The error of greater consequence would be the Type I error since couples would use the It’s a Boy Genetic Labs product in hopes of increasing the chances of having a boy.
“Red tide” is a bloom of poison-producing algae–a few different species of a class of plankton called dinoflagellates. When the weather and water conditions cause these blooms, shellfish such as clams living in the area develop dangerous levels of a paralysis-inducing toxin. In Massachusetts, the Division of Marine Fisheries (DMF) monitors levels of the toxin in shellfish by regular sampling of shellfish along the coastline. If the mean level of toxin in clams exceeds 800 μg (micrograms) of toxin per kg of clam meat in any area, clam harvesting is banned there until the bloom is over and levels of toxin in clams subside. Describe both a Type I and a Type II error in this context, and state which error has the greater consequence.
Example 9.7
A certain experimental drug claims a cure rate of at least 75% for males with prostate cancer. Describe both the Type I and Type II errors in context. Which error is the more serious?

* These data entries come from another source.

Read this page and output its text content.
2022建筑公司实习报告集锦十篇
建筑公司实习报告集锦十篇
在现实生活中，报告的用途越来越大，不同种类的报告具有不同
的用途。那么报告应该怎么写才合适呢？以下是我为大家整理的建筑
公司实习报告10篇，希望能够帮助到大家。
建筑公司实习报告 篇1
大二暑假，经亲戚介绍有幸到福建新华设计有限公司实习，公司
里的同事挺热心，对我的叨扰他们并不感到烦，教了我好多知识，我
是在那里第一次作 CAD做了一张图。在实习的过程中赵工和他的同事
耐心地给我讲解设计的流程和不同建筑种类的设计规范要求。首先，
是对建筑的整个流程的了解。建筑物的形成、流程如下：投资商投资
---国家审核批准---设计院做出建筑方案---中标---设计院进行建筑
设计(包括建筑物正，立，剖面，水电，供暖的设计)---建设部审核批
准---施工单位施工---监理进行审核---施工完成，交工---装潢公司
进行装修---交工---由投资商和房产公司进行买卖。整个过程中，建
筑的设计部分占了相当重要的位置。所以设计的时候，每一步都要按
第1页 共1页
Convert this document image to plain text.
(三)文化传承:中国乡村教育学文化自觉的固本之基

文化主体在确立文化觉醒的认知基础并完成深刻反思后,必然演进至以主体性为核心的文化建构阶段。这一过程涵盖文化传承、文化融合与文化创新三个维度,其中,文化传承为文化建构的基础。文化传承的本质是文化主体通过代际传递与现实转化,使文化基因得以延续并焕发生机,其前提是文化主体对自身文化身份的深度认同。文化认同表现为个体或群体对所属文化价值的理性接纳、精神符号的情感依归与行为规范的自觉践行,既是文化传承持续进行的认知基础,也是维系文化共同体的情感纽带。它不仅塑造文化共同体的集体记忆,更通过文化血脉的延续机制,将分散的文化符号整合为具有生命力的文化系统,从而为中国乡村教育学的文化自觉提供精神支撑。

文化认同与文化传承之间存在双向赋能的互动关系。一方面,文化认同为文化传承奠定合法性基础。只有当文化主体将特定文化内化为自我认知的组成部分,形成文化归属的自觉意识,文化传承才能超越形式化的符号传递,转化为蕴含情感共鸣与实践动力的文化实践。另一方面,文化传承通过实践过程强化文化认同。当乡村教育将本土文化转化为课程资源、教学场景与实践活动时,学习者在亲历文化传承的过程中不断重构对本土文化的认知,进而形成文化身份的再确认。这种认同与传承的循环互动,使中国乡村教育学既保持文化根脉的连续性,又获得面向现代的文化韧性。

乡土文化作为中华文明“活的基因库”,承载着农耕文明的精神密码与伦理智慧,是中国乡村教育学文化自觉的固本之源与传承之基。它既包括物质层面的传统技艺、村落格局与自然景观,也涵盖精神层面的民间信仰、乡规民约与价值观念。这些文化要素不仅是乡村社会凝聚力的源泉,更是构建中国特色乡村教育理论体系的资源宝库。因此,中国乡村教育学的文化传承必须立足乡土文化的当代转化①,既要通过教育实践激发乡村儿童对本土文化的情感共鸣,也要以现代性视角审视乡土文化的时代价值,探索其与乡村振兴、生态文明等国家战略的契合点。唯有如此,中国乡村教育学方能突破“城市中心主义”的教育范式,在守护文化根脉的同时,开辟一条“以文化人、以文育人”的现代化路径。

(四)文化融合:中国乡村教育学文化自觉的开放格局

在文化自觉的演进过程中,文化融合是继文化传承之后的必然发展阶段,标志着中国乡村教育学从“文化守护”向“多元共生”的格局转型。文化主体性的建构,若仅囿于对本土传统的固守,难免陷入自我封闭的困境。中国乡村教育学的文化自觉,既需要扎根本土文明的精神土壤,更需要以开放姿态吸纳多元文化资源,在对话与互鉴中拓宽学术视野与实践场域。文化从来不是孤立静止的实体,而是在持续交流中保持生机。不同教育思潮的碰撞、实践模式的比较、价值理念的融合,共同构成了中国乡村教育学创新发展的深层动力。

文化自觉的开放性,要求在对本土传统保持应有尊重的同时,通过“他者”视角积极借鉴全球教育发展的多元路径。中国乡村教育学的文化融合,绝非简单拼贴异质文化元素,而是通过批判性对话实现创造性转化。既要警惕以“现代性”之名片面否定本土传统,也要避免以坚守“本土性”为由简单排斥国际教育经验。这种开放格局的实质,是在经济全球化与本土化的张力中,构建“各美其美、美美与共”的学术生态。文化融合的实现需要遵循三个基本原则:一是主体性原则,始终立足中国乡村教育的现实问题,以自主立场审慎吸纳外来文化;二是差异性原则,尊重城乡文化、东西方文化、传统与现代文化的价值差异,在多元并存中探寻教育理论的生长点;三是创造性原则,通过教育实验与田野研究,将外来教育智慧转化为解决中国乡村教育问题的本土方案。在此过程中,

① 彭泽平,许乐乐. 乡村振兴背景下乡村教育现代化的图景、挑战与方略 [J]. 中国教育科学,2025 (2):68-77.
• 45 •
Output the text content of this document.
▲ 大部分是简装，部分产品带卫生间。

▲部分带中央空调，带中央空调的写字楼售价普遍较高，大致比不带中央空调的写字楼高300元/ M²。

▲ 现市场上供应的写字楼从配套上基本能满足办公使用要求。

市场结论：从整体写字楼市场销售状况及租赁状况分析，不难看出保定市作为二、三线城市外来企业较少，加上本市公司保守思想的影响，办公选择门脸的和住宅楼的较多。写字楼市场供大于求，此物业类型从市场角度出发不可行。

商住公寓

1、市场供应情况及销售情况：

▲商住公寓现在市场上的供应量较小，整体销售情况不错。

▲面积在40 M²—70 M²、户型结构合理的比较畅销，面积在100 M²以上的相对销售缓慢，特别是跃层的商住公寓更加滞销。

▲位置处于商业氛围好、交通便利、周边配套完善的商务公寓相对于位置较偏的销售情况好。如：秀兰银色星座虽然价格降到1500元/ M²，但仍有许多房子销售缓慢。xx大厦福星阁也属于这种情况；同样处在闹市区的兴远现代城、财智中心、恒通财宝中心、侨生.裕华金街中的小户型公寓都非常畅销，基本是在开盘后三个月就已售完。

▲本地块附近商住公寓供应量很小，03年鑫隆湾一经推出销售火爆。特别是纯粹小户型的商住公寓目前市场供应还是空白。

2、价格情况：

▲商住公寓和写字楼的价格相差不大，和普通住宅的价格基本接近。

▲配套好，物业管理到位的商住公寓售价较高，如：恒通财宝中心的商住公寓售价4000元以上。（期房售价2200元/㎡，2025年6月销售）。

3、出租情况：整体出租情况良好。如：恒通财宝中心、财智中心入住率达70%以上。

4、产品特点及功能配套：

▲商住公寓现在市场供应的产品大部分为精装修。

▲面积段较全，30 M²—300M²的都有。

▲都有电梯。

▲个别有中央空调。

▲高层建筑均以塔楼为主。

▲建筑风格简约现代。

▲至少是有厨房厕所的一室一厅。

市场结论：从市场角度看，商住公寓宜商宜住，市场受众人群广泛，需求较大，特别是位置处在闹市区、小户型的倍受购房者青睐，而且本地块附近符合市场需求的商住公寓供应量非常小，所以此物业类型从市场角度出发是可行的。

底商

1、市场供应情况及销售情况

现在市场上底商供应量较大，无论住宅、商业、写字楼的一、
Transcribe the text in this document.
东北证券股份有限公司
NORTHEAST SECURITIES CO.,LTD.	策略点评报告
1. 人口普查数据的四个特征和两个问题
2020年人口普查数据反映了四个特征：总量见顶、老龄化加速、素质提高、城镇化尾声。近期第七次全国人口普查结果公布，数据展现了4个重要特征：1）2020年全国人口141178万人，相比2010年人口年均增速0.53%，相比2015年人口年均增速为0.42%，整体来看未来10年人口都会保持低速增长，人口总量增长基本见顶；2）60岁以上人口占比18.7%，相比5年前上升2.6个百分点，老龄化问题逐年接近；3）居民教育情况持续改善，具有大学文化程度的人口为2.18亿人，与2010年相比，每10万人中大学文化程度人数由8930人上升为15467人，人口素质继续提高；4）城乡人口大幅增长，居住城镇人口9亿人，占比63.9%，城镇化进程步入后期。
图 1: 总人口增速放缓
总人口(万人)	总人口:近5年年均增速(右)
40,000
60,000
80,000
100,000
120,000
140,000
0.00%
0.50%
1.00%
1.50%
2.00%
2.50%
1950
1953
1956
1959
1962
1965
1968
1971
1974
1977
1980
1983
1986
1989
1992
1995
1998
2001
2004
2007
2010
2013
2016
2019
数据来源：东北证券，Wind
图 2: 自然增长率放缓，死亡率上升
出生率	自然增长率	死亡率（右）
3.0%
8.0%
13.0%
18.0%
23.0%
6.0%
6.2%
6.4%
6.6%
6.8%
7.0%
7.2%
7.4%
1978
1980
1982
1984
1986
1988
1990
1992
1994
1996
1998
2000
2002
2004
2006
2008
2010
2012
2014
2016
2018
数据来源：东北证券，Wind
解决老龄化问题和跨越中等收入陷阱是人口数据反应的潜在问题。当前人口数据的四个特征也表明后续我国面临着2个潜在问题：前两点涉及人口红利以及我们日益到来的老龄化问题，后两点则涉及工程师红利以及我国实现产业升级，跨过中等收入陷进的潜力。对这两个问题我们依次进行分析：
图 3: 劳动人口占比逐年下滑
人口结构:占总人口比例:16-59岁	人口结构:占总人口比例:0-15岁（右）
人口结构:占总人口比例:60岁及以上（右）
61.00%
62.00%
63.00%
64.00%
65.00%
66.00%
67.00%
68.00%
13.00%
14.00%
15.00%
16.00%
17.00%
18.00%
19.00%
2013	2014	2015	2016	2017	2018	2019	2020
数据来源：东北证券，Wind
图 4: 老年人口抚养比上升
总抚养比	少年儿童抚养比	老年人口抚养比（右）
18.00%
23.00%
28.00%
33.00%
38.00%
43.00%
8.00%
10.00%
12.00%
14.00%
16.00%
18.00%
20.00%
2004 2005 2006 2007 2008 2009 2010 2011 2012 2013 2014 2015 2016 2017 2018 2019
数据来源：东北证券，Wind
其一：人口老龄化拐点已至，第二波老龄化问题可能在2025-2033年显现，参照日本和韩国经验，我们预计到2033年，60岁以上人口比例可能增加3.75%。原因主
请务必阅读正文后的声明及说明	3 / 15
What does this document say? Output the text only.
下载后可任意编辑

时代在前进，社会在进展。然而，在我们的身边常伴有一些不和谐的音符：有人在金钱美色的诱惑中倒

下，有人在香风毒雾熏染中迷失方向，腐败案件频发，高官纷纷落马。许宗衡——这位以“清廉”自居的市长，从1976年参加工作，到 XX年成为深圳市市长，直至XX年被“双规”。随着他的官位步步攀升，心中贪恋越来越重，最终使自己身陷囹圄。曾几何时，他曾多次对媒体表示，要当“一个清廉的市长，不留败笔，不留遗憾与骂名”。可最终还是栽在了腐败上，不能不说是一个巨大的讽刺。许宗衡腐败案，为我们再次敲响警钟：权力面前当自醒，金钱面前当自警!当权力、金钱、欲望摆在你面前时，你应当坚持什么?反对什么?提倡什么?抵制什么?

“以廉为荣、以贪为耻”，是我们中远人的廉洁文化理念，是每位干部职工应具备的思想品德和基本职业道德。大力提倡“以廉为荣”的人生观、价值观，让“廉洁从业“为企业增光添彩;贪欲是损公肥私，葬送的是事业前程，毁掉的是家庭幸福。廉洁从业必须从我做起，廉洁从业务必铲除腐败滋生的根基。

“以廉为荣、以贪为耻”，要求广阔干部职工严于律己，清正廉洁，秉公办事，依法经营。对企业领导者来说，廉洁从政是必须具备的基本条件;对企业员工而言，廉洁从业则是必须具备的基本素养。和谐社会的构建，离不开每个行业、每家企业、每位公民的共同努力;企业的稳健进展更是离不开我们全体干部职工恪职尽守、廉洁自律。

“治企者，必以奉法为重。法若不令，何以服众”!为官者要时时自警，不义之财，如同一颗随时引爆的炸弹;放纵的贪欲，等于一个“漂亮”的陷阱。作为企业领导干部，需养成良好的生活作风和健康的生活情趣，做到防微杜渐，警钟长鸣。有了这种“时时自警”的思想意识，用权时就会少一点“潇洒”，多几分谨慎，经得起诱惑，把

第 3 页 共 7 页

Type I: A cancer patient believes the cure rate for the drug is less than 75% when it actually is at least 75%.
Type II: A cancer patient believes the experimental drug has at least a 75% cure rate when it has a cure rate that is less than 75%.
In this scenario, the Type II error contains the more severe consequence. If a patient believes the drug works at least 75% of the time, this most likely will influence the patient’s (and doctor’s) choice about whether to use the drug as a treatment option.